Il en résulte une variété de virages particulièrement intéressante et une surface en perpétuelle évolution tout au long du week-end de Grand Prix. La mise au point de la voiture présente un véritable challenge rendu d’autant plus compliqué par le fait que les 16 virages que compte le circuit sont presque tous différents les uns des autres, chacun présentant le pilote avec un nouveau défi.


 
Le circuit de Melbourne (Albert Park)


Pneus
Compte tenu du fait qu’il s’agit d’un circuit non permanent en partie, la piste sera sans doute très sale en début de semaine et se chargera doucement en gomme au fil des séances de roulage. Cette année voit l’introduction des pneus slicks et l’équipe portera sont attention sur la performance des pneus slicks super-tendres and medium de la gamme Bridgestone Potenza durant les essais libres. Les températures souvent élevées du circuit d’Albert Park joueront un rôle déterminant dans le choix du type de gomme que les pilotes préfèreront utiliser.

Moteur
Melbourne sollicite les moteurs V8 avec près de 66% du tour à pleine charge. Le secret d’un bon tour ne dépend
pas tant de la vitesse de pointe mais surtout d’une bonne reprise pour permettre de bien sortir des virages lents qui commandent les longues lignes droites. C’est notamment le cas dans les virages 14, 15 et 16, comme l’explique Nelson Piquet :

« La voiture a généralement tendance à sous virer à ces endroits rendant difficile l’accélération à la sortie. Le système KERS pourrait faire une différence et nous aider à accélérer à la sortie de ces virages lents, à défendre une place, ou tout simplement aider à améliorer un chrono. »

Aérodynamisme
Albert Park joue dans la même cour que Silverstone ou Sepang en ce qui concerne l’aérodynamisme et demande un niveau d’appuis moyens à élevés. Les virages rapides critiques sont peu nombreux mais exigeants. Avec l’introduction du flap réglable de l’aileron avant, les pilotes pourront ajuster l’angle jusqu’à 6 degrés deux fois par tour de piste (une fois pour changer l’angle et une seconde fois pour remettre le flap à l’angle initial). Le système pourrait être utilisé afin de régler la voiture entre deux virages ou pour aider le pilote à suivre une voiture de plus prêt. Un certain nombre de virages particulièrement rapides comme les virages 11 et 12 sont peut-être les virages les plus exigeants du circuit.


 

L'année dernière le Grand Prix d'Australie avait été marqué par des accidents et des abandons, notamment ceux des Ferrari. Au final, seuls sept des 22 pilotes au départ avaient réussi à rejoindre la ligne d'arrivée de ce premier GP de la saison, pour laquelle les aides électroniques au pilotage avaient été supprimées


Fernando Alonso explique : « Il faut être très précis sur cette partie du circuit. Nous prenons ces virages à plus de 200 km/h et l’approche du virage 11 est délicate car la vision est rendue difficile par le mur et on ne voit le vibreur que très tard. Si on fait une erreur au virage 11, on perd une place au virage 12 et ceci peut ruiner le tour »

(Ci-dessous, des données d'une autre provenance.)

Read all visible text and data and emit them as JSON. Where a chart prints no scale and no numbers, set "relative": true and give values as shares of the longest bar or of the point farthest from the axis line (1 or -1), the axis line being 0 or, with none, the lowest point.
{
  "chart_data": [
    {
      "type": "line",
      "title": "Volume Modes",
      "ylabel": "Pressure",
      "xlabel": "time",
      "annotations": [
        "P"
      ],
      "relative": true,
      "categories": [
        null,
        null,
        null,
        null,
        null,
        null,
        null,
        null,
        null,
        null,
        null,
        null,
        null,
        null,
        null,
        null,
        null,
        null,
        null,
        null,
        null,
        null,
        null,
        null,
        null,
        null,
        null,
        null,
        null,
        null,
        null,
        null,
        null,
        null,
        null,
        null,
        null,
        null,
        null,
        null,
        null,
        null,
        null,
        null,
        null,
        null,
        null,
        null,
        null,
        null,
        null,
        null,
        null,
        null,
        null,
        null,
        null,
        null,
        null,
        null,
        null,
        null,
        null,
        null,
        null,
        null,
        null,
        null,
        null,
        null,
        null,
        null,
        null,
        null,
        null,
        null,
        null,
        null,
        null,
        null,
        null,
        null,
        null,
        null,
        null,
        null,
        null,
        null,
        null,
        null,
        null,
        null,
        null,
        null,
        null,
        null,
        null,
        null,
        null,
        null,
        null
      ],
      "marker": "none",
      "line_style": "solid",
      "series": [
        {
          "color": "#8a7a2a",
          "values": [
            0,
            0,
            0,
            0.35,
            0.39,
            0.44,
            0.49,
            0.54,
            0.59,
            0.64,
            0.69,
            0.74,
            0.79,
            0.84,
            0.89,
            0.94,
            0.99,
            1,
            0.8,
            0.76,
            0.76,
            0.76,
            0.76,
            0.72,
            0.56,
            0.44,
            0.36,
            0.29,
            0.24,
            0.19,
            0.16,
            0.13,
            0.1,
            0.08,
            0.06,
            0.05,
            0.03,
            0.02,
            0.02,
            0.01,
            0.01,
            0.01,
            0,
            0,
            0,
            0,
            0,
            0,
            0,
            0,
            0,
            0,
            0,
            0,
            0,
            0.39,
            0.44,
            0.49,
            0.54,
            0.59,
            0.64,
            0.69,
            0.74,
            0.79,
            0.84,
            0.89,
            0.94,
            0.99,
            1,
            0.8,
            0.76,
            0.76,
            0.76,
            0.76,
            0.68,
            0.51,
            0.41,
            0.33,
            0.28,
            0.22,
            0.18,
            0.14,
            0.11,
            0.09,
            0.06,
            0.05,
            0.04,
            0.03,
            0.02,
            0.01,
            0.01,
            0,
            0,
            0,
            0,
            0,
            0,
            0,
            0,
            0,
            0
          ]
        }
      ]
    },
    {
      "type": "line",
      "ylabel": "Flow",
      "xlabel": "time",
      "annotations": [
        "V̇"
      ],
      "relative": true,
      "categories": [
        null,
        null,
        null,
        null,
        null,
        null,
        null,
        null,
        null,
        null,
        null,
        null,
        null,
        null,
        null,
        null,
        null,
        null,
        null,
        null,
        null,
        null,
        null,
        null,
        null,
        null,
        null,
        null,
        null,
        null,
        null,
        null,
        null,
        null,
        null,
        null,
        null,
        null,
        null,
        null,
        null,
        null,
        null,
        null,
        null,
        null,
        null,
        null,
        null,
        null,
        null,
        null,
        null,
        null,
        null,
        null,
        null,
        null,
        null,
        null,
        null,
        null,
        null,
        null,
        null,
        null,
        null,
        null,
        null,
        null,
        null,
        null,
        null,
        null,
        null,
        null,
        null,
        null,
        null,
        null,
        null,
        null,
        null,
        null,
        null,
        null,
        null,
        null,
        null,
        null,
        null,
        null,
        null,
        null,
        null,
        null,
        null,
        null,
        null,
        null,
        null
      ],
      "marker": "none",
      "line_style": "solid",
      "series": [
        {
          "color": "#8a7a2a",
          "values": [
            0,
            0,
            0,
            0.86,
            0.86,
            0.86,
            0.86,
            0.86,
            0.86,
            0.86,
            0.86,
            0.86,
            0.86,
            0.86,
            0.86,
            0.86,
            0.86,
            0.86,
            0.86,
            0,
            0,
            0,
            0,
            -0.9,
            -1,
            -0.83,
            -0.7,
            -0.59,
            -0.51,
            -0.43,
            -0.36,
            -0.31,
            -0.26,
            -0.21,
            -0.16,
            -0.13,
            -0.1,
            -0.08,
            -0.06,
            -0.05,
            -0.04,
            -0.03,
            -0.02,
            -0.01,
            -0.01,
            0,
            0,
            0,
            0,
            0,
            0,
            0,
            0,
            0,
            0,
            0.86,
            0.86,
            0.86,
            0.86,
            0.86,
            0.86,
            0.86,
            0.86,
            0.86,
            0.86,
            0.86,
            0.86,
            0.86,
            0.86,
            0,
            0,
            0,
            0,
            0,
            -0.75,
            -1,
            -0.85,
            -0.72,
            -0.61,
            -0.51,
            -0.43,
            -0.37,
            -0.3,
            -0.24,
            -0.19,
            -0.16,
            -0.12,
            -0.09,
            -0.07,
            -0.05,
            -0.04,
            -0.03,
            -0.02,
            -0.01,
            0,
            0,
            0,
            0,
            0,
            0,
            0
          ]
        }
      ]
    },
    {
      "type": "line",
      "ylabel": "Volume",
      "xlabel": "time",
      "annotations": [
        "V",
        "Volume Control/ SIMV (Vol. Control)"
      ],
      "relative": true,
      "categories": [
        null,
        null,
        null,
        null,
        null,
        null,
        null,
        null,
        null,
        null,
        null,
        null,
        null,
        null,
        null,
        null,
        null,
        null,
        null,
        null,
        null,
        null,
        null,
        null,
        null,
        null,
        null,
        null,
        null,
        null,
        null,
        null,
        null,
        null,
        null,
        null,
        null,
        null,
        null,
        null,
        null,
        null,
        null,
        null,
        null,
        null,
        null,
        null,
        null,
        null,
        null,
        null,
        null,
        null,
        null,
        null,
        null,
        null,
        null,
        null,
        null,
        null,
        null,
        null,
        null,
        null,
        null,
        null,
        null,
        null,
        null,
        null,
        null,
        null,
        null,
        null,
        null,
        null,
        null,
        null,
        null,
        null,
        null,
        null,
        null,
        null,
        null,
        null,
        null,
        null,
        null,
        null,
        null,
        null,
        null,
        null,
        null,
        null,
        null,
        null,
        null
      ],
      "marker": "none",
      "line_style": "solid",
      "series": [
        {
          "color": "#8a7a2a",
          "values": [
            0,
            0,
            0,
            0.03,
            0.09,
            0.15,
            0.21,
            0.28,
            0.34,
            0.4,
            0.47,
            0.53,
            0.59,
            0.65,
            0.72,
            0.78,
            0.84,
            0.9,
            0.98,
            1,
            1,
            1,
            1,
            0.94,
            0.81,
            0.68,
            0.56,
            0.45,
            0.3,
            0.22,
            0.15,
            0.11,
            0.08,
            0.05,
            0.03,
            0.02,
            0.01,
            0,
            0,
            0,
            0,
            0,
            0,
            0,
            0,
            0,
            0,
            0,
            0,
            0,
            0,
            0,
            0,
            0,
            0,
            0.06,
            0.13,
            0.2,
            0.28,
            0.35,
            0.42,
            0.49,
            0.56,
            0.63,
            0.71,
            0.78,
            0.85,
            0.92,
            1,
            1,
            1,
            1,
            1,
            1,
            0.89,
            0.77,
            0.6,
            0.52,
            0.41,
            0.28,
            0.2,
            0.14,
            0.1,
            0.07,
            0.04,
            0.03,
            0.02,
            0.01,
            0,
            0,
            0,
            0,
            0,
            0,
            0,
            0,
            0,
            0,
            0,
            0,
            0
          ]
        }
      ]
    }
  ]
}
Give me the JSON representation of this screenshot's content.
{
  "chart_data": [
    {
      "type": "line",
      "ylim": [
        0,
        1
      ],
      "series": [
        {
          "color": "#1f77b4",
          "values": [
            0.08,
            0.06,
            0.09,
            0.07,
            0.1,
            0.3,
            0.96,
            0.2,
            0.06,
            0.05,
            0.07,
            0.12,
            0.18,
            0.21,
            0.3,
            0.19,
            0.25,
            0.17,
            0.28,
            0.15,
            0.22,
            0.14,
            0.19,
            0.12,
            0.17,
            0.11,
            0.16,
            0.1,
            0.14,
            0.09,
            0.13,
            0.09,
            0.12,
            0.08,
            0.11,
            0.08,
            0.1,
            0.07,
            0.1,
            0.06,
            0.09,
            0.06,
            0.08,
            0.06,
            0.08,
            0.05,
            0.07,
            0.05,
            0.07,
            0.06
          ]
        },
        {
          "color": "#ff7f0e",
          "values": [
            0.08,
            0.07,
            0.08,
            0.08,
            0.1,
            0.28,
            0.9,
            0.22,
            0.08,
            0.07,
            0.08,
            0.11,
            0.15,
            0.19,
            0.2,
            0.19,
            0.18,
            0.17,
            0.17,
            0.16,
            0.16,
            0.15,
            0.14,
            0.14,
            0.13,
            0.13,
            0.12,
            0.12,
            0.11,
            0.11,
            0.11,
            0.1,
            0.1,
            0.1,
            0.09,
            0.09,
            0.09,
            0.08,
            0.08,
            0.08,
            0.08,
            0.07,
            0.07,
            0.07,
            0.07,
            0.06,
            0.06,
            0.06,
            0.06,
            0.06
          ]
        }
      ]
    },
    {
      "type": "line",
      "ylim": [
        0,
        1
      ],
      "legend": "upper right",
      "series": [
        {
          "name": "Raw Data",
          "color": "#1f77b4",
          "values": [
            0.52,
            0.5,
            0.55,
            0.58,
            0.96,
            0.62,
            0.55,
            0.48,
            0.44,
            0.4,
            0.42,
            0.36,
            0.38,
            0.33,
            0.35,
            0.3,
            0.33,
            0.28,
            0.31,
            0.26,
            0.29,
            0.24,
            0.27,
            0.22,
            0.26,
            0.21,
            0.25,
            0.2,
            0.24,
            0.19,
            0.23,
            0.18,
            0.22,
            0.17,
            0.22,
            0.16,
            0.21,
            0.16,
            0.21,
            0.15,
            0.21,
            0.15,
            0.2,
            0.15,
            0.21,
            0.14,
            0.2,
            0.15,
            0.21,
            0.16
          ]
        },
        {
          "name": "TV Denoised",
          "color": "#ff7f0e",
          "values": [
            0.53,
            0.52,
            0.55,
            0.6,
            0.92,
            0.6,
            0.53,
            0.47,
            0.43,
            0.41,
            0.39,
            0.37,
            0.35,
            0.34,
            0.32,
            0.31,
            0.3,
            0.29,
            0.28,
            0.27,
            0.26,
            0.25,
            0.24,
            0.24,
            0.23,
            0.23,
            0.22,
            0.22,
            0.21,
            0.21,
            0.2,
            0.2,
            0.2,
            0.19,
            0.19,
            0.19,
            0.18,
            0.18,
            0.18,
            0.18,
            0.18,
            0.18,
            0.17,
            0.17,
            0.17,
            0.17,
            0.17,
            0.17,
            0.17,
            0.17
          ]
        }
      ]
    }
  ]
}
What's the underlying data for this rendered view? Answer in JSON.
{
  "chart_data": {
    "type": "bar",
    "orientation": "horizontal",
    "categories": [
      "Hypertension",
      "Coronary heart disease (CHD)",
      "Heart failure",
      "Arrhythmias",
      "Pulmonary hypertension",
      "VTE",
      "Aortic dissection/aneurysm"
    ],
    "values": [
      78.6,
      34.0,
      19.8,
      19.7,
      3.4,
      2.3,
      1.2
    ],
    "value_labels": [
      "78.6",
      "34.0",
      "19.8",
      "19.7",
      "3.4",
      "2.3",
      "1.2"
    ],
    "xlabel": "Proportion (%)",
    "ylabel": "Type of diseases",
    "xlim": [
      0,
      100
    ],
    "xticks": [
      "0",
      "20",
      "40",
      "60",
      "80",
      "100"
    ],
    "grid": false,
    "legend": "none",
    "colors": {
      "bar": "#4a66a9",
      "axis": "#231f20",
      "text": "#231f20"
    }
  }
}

Un niveau d’appuis élevé devrait permettre aux pilotes une bonne sortie des virages lents permettant une bonne accélération sur la ligne droite.

Suspensions
Une voiture saine dans les changements rapides de direction sera un atout dans les enchaînements de virages d’Albert Park. Il est donc nécessaire d’opter pour un réglage de suspensions plutôt dur tout en étant également suffisamment souple pour permettre une bonne stabilité au passage des vibreurs et au freinage ; un éternel compromis auquel les ingénieurs de l’écurie devront se plier pour garantir un package performant et sûr.

Freins
Le circuit de Melbourne fait partie des circuits les plus exigeants pour le système de freinage avec six freinages à plus de 300 km/h. Ce n’est pas la sévérité de ces freinages mais leur fréquence qui rend l’exercice australien particulièrement difficile. Le circuit peut être bosselé par endroit mais rien de dramatique non plus ; une voiture souple permettra de ne pas bloquer les roues lors des freinages importants.